El peculiar y contrastado ritmo de ‘Dune’ tampoco ayuda lo más mínimo a asimilar su contenido. A pesar de sonar antagónico, la cinta se revela contemplativa y frenética al mismo tiempo, cocinando su drama a fuego muy lento pero sucediendo sin pausa escenas cargadas de una intensidad abrumadora. Esto hace que sus dos horas y media pasen sobre ti como una apisonadora, enriquecida por un tratamiento formal que convierte lo que podrían ser flaquezas en rotundas victorias.

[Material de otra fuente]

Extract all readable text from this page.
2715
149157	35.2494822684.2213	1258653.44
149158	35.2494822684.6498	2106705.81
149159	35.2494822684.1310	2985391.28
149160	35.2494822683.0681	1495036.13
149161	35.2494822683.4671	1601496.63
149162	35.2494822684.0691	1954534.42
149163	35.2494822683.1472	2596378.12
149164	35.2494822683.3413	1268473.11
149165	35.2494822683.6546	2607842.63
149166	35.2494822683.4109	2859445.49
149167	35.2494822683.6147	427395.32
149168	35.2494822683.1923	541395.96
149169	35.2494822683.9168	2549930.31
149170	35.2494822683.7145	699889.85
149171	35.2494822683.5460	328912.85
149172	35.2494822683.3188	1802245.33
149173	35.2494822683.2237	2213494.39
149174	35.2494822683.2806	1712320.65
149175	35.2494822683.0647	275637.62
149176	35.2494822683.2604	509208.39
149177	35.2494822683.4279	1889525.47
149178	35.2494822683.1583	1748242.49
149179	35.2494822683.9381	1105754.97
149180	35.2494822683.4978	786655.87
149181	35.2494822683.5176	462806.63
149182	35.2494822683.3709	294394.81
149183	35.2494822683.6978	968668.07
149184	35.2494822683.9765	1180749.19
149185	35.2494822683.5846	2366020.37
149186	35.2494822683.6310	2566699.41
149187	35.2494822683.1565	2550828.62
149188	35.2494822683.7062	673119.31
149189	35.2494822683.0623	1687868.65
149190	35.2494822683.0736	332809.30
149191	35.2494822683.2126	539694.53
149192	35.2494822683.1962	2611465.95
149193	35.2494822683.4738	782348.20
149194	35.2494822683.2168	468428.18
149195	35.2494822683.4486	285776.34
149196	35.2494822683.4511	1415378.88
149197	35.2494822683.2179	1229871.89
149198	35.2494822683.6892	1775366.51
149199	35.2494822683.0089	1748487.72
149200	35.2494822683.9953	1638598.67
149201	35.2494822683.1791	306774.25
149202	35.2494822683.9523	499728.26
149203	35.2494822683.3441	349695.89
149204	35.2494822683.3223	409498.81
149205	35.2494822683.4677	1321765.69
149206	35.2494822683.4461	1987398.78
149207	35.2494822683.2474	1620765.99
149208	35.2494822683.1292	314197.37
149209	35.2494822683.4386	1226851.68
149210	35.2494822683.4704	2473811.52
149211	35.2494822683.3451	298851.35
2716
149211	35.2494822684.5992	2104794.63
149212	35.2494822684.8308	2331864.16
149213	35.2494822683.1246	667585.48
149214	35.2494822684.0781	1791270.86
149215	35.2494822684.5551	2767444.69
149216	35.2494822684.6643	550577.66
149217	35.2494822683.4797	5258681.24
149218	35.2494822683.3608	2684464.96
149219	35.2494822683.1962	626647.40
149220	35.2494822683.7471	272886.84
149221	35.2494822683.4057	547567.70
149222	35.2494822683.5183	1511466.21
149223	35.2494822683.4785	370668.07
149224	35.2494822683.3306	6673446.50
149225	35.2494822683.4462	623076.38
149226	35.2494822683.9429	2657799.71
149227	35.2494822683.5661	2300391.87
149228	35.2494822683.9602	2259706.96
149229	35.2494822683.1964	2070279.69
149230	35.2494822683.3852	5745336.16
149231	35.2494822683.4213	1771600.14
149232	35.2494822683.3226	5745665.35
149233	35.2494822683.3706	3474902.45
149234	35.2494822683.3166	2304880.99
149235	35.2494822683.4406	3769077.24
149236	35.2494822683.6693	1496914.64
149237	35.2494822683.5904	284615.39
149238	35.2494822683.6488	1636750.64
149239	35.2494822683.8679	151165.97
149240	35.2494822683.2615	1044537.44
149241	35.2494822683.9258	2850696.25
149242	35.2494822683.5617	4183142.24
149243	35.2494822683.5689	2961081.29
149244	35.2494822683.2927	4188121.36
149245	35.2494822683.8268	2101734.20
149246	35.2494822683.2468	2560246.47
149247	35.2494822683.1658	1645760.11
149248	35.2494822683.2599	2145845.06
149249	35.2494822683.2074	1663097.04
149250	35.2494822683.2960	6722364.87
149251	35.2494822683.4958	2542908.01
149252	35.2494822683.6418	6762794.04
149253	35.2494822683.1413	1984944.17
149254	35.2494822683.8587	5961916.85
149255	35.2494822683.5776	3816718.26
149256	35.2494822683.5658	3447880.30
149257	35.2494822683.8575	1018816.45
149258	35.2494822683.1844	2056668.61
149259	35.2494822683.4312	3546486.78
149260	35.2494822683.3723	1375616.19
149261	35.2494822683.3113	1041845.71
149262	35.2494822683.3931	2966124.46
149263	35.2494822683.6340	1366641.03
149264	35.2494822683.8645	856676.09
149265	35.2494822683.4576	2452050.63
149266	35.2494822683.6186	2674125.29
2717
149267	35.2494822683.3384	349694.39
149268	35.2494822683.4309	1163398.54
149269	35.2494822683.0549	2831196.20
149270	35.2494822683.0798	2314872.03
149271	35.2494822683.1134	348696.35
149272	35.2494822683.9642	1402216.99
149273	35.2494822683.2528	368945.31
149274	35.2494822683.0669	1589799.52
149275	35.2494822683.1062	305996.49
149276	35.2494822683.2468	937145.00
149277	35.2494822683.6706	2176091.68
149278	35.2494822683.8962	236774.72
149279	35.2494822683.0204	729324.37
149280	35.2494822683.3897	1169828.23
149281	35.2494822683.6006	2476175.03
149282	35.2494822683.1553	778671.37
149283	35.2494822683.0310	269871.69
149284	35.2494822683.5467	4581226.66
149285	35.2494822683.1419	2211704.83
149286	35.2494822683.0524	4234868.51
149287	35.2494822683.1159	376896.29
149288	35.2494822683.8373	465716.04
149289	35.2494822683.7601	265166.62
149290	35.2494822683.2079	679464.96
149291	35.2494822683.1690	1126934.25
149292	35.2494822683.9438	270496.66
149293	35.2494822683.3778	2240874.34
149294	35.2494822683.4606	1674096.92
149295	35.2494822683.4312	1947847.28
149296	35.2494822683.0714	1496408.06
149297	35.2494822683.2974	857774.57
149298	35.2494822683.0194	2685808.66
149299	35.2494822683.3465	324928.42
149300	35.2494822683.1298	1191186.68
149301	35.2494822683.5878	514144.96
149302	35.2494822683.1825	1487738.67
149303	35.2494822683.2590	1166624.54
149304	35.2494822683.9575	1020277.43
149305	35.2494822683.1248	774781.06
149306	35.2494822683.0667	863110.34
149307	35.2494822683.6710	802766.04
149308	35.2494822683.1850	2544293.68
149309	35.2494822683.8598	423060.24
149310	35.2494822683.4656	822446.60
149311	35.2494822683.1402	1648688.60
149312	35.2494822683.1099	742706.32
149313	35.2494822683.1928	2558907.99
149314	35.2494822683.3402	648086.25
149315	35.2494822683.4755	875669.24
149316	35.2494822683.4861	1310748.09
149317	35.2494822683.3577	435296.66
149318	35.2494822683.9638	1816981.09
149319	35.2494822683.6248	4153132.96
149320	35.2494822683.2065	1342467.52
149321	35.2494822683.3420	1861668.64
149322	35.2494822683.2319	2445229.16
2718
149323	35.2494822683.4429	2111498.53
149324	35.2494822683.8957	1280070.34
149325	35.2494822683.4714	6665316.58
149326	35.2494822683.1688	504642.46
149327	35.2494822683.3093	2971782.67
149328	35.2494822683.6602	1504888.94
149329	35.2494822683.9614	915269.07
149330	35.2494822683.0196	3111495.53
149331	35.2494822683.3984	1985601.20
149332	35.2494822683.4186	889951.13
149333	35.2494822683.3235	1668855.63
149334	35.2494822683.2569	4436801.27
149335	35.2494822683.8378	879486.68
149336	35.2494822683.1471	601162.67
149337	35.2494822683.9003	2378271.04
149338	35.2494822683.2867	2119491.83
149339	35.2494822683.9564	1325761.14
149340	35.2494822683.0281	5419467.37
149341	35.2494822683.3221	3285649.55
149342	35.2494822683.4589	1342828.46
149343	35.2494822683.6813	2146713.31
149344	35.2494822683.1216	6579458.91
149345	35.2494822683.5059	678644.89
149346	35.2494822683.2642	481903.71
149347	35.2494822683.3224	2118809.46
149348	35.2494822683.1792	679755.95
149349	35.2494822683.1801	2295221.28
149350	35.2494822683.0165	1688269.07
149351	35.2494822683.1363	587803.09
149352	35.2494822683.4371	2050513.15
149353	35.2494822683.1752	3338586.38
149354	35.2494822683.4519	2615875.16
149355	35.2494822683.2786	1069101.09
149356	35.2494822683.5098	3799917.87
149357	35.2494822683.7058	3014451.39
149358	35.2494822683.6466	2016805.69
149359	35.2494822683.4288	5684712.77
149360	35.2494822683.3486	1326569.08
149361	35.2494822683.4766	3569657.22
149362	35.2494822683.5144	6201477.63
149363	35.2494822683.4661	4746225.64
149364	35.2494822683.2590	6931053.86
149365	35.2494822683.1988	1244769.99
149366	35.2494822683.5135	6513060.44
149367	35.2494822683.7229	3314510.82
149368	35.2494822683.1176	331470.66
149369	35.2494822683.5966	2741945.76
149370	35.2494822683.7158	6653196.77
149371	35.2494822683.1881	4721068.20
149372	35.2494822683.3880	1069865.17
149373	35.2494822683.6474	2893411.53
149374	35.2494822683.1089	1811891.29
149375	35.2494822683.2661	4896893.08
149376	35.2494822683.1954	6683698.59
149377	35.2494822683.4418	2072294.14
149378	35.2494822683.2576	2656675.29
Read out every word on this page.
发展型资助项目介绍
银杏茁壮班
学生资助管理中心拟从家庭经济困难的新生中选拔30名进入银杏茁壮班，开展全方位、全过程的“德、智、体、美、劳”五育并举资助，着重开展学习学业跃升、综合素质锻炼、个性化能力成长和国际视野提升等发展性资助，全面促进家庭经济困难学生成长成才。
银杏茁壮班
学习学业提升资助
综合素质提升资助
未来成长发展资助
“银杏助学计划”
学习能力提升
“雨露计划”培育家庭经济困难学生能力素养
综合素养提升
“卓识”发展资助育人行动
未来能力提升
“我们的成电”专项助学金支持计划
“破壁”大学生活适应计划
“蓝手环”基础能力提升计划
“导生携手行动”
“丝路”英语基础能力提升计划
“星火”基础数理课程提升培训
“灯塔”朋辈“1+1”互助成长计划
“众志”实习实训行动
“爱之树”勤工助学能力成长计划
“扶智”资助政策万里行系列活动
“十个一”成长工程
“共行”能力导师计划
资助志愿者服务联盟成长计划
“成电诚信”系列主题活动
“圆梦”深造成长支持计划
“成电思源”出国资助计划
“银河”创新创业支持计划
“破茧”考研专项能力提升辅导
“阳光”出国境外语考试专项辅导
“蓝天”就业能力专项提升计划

La Space Opera en su máximo exponente
Sin su cadenciosa narrativa, ‘Dune’ no hubiese sido capaz de alzarse como uno de los despliegues audiovisuales más fascinantes de los últimos años. La maravillosa dirección de fotografía de Greig Fraser, combinada con un diseño de producción apabullante tanto en lo que respecta a vestuario y props como en lo referente a sets y localizaciones, están al pleno servicio del Denis Villeneuve más esteta hasta la fecha.
El cineasta, manteniendo intacto su código genético, vuelve a hacer gala de un gusto exquisito para la composición y la cinética, y de una habilidad innata para dar forma a los grandes planos generales más impresionantes que podamos llevarnos a la boca actualmente; moldeando pasajes de una belleza arrebatador que deslumbran aún más cuando apuestan por lo onírico.
Complementando un diseño de sonido magnífico, envolviendo el conjunto y poniéndole un broche de oro macizo, Hans Zimmer atruena el patio de butacas con la que bien podría ser su mejor banda sonora desde ‘Interstellar’. Incansable, incesante, y proyectada como un mantra que te sume en un estado casi hipnótico, la obra del alemán es la prueba definitiva de que ‘Dune’ no enamora apelando al corazón, sino a lo más primitivo y visceral; atacando sin piedad retinas y tímpanos para dejarte clavado en la butaca, casi sin resuello, pero necesitando más y más.
Haciendo honor a la verdad, y pese a mi entusiasmo hacia un largo que no puedo esperar a revisar, es de rigor subrayar la ejecución de unas escenas de acción —concretamente las de combate— impropias de una pieza como esta. Dejando a un lado la ausencia total de contenido explícito, algo sorprendente dada la violencia intrínseca de la trama, la planificación y el montaje de estos fragmentos están faltos de inspiración y se antojan demasiado pobres.
Si bien luce lo suficientemente estimulante al usar el fuera de campo mediante recursos como desenfoques o reencuadres, cuando la cámara se sitúa en medio de la acción y decide capturarla sin filtros, esta se muestra tan artificial como ineficaz. La sensación de riesgo y tensión se diluyen por completo, convirtiendo estas set pieces en meros trámites para justificar el destino de ciertos personajes o para hacer avanzar la trama.
Esto no sería un mayor problema si no afectase directamente a un apagado tercer acto que condensa su torpe y anticlimático clímax —valga la redundancia— en pocos minutos que no entienden de emoción, y que abren las puertas a una ‘Parte Dos’ presentada sin tratar de maquillar en absoluto su clara naturaleza episódica.
Tropiezos de última hora aparte, es innegable que la ‘Dune’ de Denis Villeneuve es una película destinada a polarizar radicalmente la opinión de los espectadores. De no abrazar su propuesta y ser absorbido por su atmósfera, te expulsará de forma casi instantánea convirtiendo su metraje en una tortura. Pero de ser cautivado por sus muchos encantos, será complicado no caer rendido ante una Space Opera gloriosa, capaz de convertir en algo positivo adjetivos como “grandilocuente” o “excesiva”; una maravilla que podría ser la última de su especie en una industria que, cada vez, juega más sobre seguro.